On Two years into Brand New Motherhood
My son turns two this week. It’s absolutely shocking. It’s shocking because not only do I have NO IDEA where two full years have gone and not only am I absolutely amazed at all the growth and changes one little human has undergone… but also I’ve been going at this “mothering” thing for two full years now. Has it gotten easier? Yes. Has it gotten easy? No. Has it gotten harder? Also, yes.
It’s great because my son has learned in many ways to express himself and his desires. This makes it a lot easier to understand what he wants. This also means my son has learned to express himself- strongly and adamantly- and his emotion is bigger than his logic. This makes it a lot harder to help HIM understand what he truly wants and why he can’t always have it. It’s great because he has learned to walk, run, explore, climb, and access so many things on his own in contrast to needing constantly held, lifted and assisted. It’s terrifying because he has learned to walk, run, explore, climb and access so many things without a clear internal signal for safety and precautions. It’s great because he has taken on a love for things like trains and cars and digging in the sand and playing pretend. It’s humbling because I see his own individual personality emerging and I experience daily that while we are such a part of one another, he is also so very much his own independent person. As far as motherhood goes, well, I do just about as much guessing and self-doubting as I did when he was an infant… it just looks different in each season. Instead of worrying if he’s getting enough milk, I’m worrying about what he’s picking up off the ground to try to sneak into his mouth. Instead of worrying about him sleeping safely, I’m wondering how the hell to just get him to sleep without another epic battle. Instead of wondering when I’ll be able to get off the couch and not be nursing or holding him during a nap, I’m wondering how I can make him exhausted enough to settle down on the couch and cuddle with me.
This weekend it was fun to see him in two different party elements. First, with our family. He soaked up the attention, the grandparents sneaking him a treat instead of what was on his plate, and the excitement of opening up new gifts and using exclamations like “Oh wow!” and “How cool!” The following day, it was so fun to watch him with his little toddler friends as they negotiated in toddler gibberish, threw sand and water, and traded off meltdowns over the one specific truck (that looks like all the rest in my opinion.) So young and yet so strong-willed and committed to the cause. So individual and yet so tied to the friendships and interaction with others. A son I have known for two years and yet is always evolving and showing new parts of his personhood.

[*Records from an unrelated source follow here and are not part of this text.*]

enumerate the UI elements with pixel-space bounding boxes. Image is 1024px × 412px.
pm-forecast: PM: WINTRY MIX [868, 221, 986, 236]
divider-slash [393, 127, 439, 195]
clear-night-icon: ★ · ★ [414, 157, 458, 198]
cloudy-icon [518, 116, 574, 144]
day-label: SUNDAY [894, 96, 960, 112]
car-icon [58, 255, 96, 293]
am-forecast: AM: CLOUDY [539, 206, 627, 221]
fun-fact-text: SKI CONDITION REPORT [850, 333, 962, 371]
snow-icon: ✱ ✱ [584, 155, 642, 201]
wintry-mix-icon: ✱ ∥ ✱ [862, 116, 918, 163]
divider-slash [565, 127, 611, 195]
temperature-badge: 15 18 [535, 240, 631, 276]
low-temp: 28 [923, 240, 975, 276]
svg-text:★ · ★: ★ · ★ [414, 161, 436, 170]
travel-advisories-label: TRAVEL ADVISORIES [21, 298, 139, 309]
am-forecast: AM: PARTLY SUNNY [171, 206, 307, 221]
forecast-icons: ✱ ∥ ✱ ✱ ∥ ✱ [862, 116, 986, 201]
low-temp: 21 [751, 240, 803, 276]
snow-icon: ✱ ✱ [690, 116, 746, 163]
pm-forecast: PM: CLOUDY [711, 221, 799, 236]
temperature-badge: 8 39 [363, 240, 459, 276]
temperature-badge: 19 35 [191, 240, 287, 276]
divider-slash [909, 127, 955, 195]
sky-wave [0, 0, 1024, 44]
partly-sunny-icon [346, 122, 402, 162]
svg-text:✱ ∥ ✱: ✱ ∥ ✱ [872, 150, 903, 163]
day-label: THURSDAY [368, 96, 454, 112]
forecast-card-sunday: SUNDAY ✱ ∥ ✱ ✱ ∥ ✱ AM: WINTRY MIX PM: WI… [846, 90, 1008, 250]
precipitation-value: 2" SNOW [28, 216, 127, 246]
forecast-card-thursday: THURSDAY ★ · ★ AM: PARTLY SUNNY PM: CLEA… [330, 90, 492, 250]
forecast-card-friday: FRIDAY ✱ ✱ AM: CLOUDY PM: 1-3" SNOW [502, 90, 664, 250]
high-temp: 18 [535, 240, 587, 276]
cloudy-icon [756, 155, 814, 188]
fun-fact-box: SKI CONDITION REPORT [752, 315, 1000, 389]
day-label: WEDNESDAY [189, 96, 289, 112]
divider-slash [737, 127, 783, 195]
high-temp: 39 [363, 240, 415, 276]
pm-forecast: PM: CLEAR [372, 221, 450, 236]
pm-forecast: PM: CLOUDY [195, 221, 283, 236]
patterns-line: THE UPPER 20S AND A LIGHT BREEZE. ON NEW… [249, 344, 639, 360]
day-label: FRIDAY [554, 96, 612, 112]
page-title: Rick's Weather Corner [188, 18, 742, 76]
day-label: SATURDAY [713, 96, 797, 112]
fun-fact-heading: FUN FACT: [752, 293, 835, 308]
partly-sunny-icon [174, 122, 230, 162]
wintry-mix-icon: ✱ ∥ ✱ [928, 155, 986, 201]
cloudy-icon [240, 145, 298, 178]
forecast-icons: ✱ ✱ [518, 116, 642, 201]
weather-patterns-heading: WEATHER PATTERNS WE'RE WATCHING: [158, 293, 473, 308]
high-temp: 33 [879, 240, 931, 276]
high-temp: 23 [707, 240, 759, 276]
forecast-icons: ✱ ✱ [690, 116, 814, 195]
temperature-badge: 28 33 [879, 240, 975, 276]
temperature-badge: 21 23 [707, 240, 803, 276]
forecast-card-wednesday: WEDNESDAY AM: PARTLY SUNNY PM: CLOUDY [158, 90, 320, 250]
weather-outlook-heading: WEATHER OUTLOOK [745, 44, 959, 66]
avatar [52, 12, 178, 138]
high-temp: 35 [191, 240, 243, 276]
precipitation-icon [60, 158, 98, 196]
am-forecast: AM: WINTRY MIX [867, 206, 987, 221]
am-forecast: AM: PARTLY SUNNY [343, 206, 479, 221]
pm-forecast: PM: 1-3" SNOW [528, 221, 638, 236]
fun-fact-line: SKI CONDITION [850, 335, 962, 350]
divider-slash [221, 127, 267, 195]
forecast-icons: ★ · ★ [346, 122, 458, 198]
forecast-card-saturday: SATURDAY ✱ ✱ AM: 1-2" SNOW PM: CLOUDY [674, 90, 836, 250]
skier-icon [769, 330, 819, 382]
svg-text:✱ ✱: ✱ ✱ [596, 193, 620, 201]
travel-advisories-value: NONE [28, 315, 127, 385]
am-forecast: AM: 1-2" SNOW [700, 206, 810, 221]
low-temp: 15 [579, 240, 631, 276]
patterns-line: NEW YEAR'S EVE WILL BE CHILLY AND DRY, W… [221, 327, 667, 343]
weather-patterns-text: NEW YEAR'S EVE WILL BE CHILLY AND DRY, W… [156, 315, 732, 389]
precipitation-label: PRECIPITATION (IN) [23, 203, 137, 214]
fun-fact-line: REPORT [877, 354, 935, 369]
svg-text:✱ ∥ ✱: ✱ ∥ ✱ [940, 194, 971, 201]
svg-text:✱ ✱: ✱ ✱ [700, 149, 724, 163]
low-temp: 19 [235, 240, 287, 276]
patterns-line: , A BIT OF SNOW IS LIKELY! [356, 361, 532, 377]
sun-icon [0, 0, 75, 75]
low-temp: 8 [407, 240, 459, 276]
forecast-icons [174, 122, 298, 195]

Two years of motherhood so far… and I still marvel everyday. I marvel at the way my son seems to add a new skill, word, or other expression each day. I marvel at how we continue to grow as a family. I marvel at how much I still don’t understand who I am in this new role and yet how much about myself could only be discovered in this place and time. Two years, and yet brand new.
I see moms posting about “When will I feel ____” or “Will I figure out x?” And I want to share that both yes and no. Yes- you’ll understand your child more. You’ll gain confidence in repeated successes with your child. You’ll start to feel your old interests and passions and personhood creep back in with more pockets of mental space and clarity. But also no. Motherhood comes with an ever-evolving bundle of things to experience and learn. To achieve and to seemingly fail and need to try differently. You’ll find yourself tired in new ways. You’ll find yourself wondering who you are in new contexts… but I don’t say this to be discouraged. I say this to remind us all that motherhood is a journey. It doesn’t get easier, but it does. It doesn’t get harder, but it does. It doesn’t become perfect, and yet it is. Rest momma.
Not just sleep rest (but do that too), but mentally and emotionally. Rest. Rest your fears and worries. Rest your comparison and doubts. Rest the burden of doing things “right” and rest in the ways your child- no matter how old, big, developed- shares this journey with you. Because none of us are experts and our children, well, they aren’t all the same. The more we are in this together, the more we all benefit.